In the most basic of senses, porn is an image (moving or still) whose contents are subservient to their effects on the viewer. The actors make up for the lack of imagination of the writers, lapses in logic, and sometimes even full breaks with reality via their performances. The characters’ backstories and motivations aren’t constructed but signaled toward: a tool belt around a waist, a pair of glasses, a comment about a husband or girlfriend. And if the image is moving, any moving it’s doing is only for the purposes of getting to the end.
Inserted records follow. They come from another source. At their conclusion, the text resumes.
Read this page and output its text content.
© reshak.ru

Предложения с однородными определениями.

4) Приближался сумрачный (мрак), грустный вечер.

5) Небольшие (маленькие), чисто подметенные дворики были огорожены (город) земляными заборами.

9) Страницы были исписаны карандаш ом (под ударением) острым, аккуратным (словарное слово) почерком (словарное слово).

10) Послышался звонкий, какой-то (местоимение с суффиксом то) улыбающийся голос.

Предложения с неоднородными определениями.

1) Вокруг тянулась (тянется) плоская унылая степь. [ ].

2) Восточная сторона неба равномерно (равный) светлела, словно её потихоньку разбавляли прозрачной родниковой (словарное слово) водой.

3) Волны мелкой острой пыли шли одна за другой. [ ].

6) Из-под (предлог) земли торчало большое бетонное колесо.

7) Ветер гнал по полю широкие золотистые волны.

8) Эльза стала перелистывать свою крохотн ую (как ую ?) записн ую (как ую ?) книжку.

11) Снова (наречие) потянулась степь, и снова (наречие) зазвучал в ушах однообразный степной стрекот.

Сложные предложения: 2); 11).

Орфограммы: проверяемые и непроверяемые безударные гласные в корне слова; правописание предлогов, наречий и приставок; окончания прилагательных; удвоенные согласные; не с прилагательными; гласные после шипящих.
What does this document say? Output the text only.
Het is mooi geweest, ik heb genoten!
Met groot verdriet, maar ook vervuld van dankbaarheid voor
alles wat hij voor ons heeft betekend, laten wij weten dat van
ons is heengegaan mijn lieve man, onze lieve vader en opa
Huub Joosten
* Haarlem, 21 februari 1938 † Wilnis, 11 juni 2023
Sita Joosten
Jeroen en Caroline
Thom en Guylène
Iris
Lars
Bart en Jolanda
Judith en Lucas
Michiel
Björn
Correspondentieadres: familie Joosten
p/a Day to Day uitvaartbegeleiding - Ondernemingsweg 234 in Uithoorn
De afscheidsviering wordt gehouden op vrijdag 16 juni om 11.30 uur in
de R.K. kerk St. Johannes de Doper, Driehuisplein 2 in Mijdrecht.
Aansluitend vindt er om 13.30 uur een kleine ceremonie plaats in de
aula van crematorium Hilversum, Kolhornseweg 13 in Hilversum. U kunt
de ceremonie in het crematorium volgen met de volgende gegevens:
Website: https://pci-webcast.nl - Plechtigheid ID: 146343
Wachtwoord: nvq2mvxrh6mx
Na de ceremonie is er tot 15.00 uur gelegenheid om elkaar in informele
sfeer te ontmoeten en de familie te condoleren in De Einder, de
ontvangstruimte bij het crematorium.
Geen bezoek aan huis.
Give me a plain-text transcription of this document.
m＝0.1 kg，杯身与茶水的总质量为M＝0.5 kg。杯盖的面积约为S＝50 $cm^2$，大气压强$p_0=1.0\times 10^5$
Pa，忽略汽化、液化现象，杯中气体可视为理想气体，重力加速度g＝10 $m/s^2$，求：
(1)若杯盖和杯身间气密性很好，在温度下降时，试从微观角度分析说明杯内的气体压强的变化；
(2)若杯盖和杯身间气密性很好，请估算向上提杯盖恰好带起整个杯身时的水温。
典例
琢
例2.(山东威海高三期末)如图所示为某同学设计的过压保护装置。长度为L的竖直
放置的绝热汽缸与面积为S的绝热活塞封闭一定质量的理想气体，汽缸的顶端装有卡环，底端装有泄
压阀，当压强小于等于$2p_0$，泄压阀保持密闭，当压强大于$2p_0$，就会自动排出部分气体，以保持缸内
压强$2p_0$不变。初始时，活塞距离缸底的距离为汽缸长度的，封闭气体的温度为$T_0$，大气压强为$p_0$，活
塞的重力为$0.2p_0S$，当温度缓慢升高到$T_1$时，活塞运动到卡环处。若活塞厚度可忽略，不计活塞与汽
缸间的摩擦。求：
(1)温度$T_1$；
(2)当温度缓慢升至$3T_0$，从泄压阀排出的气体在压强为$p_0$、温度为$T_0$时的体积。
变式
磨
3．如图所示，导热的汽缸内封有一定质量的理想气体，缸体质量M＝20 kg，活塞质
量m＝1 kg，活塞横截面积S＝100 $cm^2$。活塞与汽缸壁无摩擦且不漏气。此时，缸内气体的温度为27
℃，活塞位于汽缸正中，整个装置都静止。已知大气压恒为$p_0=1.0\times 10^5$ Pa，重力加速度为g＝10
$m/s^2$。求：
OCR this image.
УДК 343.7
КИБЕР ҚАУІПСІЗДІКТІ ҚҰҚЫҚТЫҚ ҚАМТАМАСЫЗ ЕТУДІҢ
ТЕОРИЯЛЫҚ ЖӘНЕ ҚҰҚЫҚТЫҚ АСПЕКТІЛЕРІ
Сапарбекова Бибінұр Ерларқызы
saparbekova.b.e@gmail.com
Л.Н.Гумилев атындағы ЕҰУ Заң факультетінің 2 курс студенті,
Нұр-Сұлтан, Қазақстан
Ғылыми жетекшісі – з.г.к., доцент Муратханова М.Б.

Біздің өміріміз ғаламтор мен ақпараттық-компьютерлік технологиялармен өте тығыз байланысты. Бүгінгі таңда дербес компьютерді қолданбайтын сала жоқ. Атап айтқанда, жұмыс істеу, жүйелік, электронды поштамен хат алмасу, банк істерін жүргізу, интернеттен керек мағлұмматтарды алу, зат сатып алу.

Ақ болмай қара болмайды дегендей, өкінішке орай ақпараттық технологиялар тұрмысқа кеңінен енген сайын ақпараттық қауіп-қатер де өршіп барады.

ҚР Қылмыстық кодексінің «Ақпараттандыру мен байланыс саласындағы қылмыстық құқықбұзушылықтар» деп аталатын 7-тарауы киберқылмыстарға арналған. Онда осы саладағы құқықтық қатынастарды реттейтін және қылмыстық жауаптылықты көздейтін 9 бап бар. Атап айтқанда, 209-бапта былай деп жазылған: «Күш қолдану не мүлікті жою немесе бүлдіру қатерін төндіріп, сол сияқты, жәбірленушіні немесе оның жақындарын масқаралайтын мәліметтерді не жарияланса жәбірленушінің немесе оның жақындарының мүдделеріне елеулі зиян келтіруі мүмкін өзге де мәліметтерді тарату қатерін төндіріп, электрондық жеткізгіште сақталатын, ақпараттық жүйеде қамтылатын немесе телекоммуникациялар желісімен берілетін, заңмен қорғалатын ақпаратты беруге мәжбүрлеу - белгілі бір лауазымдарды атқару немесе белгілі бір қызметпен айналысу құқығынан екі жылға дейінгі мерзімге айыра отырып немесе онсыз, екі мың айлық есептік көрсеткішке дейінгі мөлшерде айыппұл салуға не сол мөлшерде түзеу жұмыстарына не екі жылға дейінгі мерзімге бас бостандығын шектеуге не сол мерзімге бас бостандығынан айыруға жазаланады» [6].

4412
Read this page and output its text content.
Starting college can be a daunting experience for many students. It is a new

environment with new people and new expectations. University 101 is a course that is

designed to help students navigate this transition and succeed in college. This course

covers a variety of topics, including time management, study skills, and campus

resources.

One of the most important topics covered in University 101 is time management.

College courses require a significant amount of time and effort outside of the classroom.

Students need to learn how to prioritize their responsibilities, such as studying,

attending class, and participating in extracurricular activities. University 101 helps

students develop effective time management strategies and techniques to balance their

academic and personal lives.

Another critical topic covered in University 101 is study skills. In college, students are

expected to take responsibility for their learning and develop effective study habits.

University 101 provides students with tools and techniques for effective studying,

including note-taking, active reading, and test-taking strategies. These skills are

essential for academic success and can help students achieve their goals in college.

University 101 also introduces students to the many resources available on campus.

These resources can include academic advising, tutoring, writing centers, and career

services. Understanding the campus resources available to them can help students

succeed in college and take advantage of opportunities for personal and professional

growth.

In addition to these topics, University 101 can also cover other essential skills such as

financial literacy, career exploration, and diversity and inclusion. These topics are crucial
This is the experience of watching The Brutalist, a movie that gives its characters such little substance that their actions often come as a surprise (and, as a result, carry not-much by way of appreciable consequence). We are meant, for example, to intuit that László’s cousin and his wife are bigots from a few passing remarks, but the exploitative relationship he has with Van Buren has to be consummated in the most graphic, and banal, way possible. Corbet insists on victimizing and humiliating László, his wife Erzsébet, and their niece Zsófia, to the point of absurdity, saddling them with one symbolically tragic feature after another to forcibly wring out sympathy and heartache from the audience. Zsófia, in addition to being mute from trauma, is raped by Van Buren’s son. László is addicted to heroin. Erzsébet is wheelchair-bound from starvation-induced osteoporosis and despite being a foreign affairs journalist has to settle for working at a ladies’ magazine. Corbet has Van Buren rape László because he doesn’t trust his audience to understand that his patron is weak and abusive and wants to own him, and then he has Erzsébet barge into Van Buren’s house to call him an “evil rapist” just so he can then have her kicked to the ground and dragged out by her hair. It’s the girl in the porn yelling “fuck me harder!!” just to make sure you feel the way you’re meant to. Just so you get to the end.
The use of AI in making this parade of bullshit surprises me not at all. The Brutalist is not a movie that was made with any kind of concern for the content matching its form; the only thing that matters is the effect of the form on the viewer. In its own words: “it’s not the journey; it’s the destination.”